The Alliance recently welcomed two new members to its Washington, DC, office. Both hail from the Midwest and are heading up Alliance’s communications team. As such, they will be playing integral roles in determining Alliance messaging, online media presence and fund development activities. You will likely run into them at the 2012 National Conference on Ending Homelessness, so be sure to say ‘Hi!’ Here’s a little introduction to them, in their own words.
Jeni Gamble, Director of Development and Communications: I am originally from Louisville, KY and have always had a passion for nonprofit work and housing advocacy. After graduating from the University of Kentucky (Go Big Blue! 2012 NCAA Champs!), I started working for a domestic violence/sexual assault emergency shelter facility, and never really looked back. At the Alliance, I am excited to step into a new role and oversee our development and communication activities. Messaging and supporter engagement are key components to our mission in ending homelessness, and lucky for me, I love doing them! Close to fifteen years later, I continue to work for safe and affordable housing and count those memories of helping someone move into their own permanent housing as some of the most important in my career. In my free time I run, cook, and will start training for my sixth marathon next week! I love living and working in DC and, since I’m a bit of a southerner and used to the heat, it felt like home as soon as I arrived!

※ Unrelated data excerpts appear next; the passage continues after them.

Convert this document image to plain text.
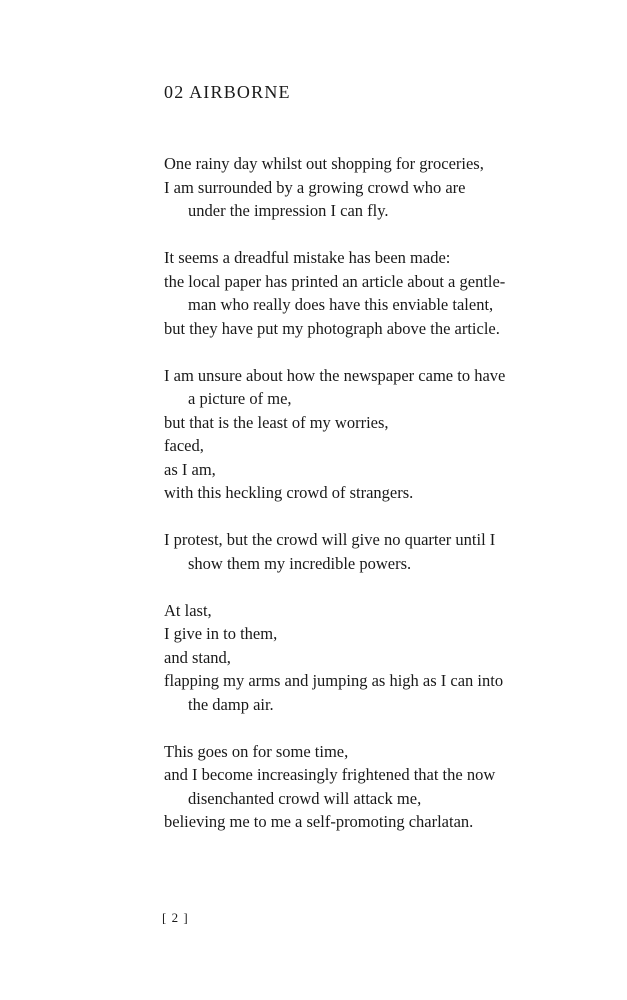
02 AIRBORNE
One rainy day whilst out shopping for groceries,
I am surrounded by a growing crowd who are
under the impression I can fly.
It seems a dreadful mistake has been made:
the local paper has printed an article about a gentle-
man who really does have this enviable talent,
but they have put my photograph above the article.
I am unsure about how the newspaper came to have
a picture of me,
but that is the least of my worries,
faced,
as I am,
with this heckling crowd of strangers.
I protest, but the crowd will give no quarter until I
show them my incredible powers.
At last,
I give in to them,
and stand,
flapping my arms and jumping as high as I can into
the damp air.
This goes on for some time,
and I become increasingly frightened that the now
disenchanted crowd will attack me,
believing me to me a self-promoting charlatan.
[ 2 ]
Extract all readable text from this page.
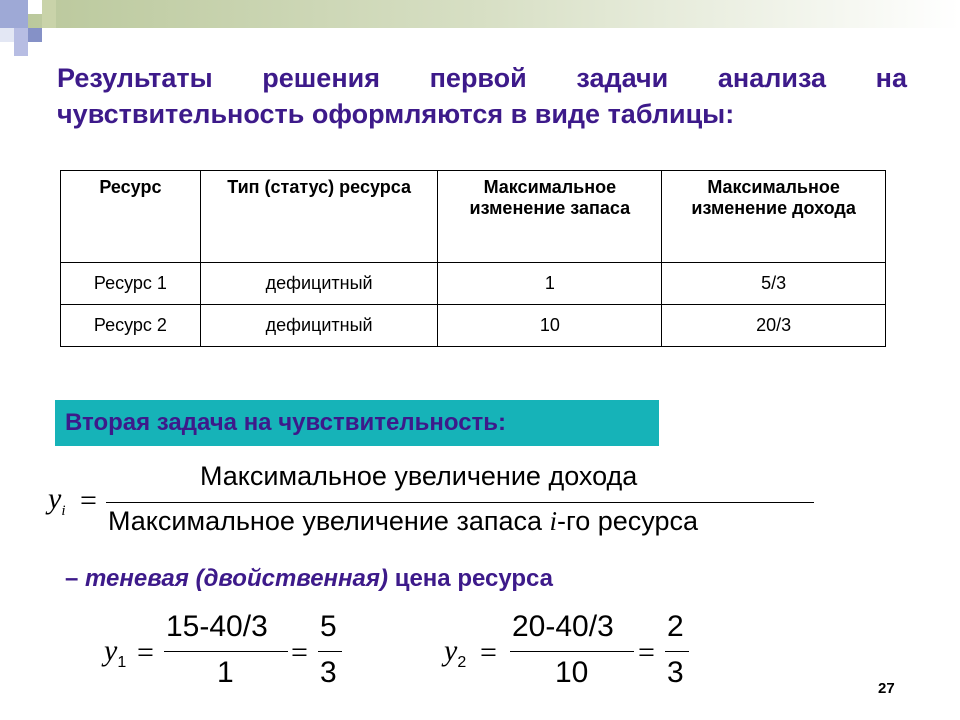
Результаты решения первой задачи анализа на
чувствительность оформляются в виде таблицы:
Ресурс	Тип (статус) ресурса	Максимальное изменение запаса	Максимальное изменение дохода
Ресурс 1	дефицитный	1	5/3
Ресурс 2	дефицитный	10	20/3
Вторая задача на чувствительность:
$y_i$ =
Максимальное увеличение дохода
Максимальное увеличение запаса i-го ресурса
– теневая (двойственная) цена ресурса
$y_1$ =
15-40/3
1
=
5
3
$y_2$ =
20-40/3
10
=
2
3	27
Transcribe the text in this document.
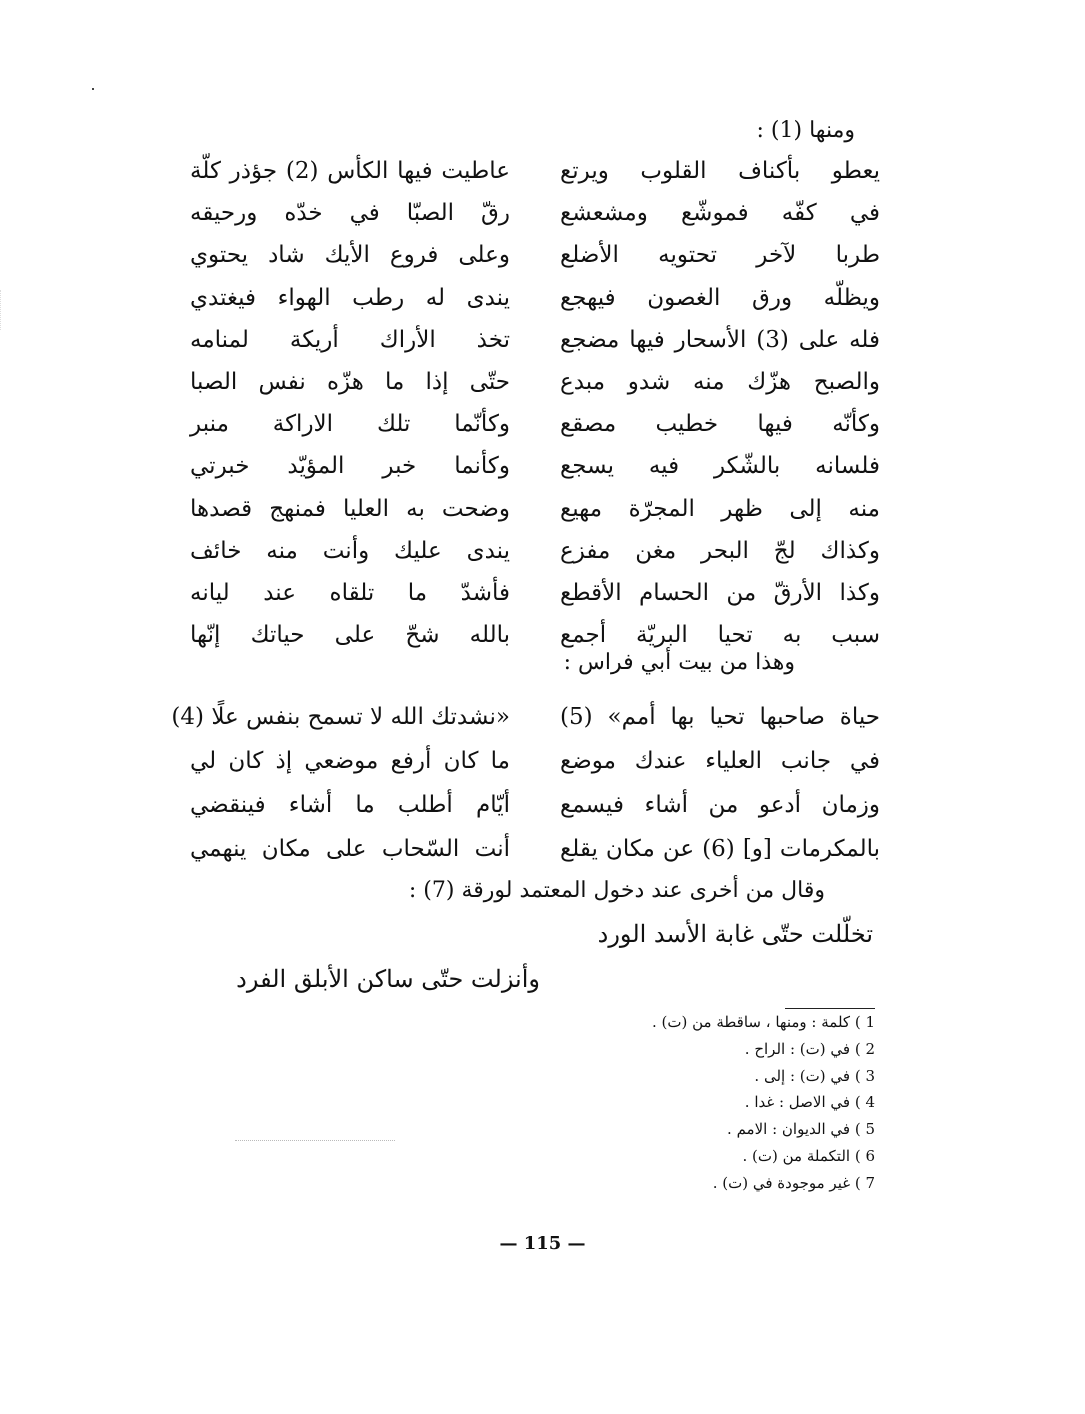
ومنها (1) :
عاطيت فيها الكأس (2) جؤذر كلّة يعطو بأكناف القلوب ويرتع
رقّ الصبّا في خدّه ورحيقه في كفّه فموشّع ومشعشع
وعلى فروع الأيك شاد يحتوي طربا لآخر تحتويه الأضلع
يندى له رطب الهواء فيغتدي ويظلّه ورق الغصون فيهجع
تخذ الأراك أريكة لمنامه فله على (3) الأسحار فيها مضجع
حتّى إذا ما هزّه نفس الصبا والصبح هزّك منه شدو مبدع
وكأنّما تلك الاراكة منبر وكأنّه فيها خطيب مصقع
وكأنما خبر المؤيّد خبرتي فلسانه بالشّكر فيه يسجع
وضحت به العليا فمنهج قصدها منه إلى ظهر المجرّة مهيع
يندى عليك وأنت منه خائف وكذاك لجّ البحر مغن مفزع
فأشدّ ما تلقاه عند ليانه وكذا الأرقّ من الحسام الأقطع
بالله شحّ على حياتك إنّها سبب به تحيا البريّة أجمع
وهذا من بيت أبي فراس :
«نشدتك الله لا تسمح بنفس علًا (4) حياة صاحبها تحيا بها أمم» (5)
ما كان أرفع موضعي إذ كان لي في جانب العلياء عندك موضع
أيّام أطلب ما أشاء فينقضي وزمان أدعو من أشاء فيسمع
أنت السّحاب على مكان ينهمي بالمكرمات [و] (6) عن مكان يقلع
وقال من أخرى عند دخول المعتمد لورقة (7) :
تخلّلت حتّى غابة الأسد الورد
وأنزلت حتّى ساكن الأبلق الفرد
1 ) كلمة : ومنها ، ساقطة من (ت) .
2 ) في (ت) : الراح .
3 ) في (ت) : إلى .
4 ) في الاصل : غدا .
5 ) في الديوان : الامم .
6 ) التكملة من (ت) .
7 ) غير موجودة في (ت) .
— 115 —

Emanuel Cavallaro, Communications Associate: My background is in print journalism. In my years as a reporter in Ohio, I engaged in the typical breaking news and metro coverage that is the standard fare of most newspaper reporters, but I made sure to sneak in a little advocacy journalism whenever I could on issues that spoke to me on a personal level, covering things like services for migrant workers and the War on Drugs. As a teenager I briefly experienced homelessness, and that experience was a formative one. So it is perhaps no surprise that my first article ever published was about people experiencing homelessness in my hometown of Dayton, Ohio. I am very excited about my new position with the Alliance. I am relishing this opportunity to continue the work I started with that first article, in the company of a bunch of really smart people who know about as much about this issue as there is to know.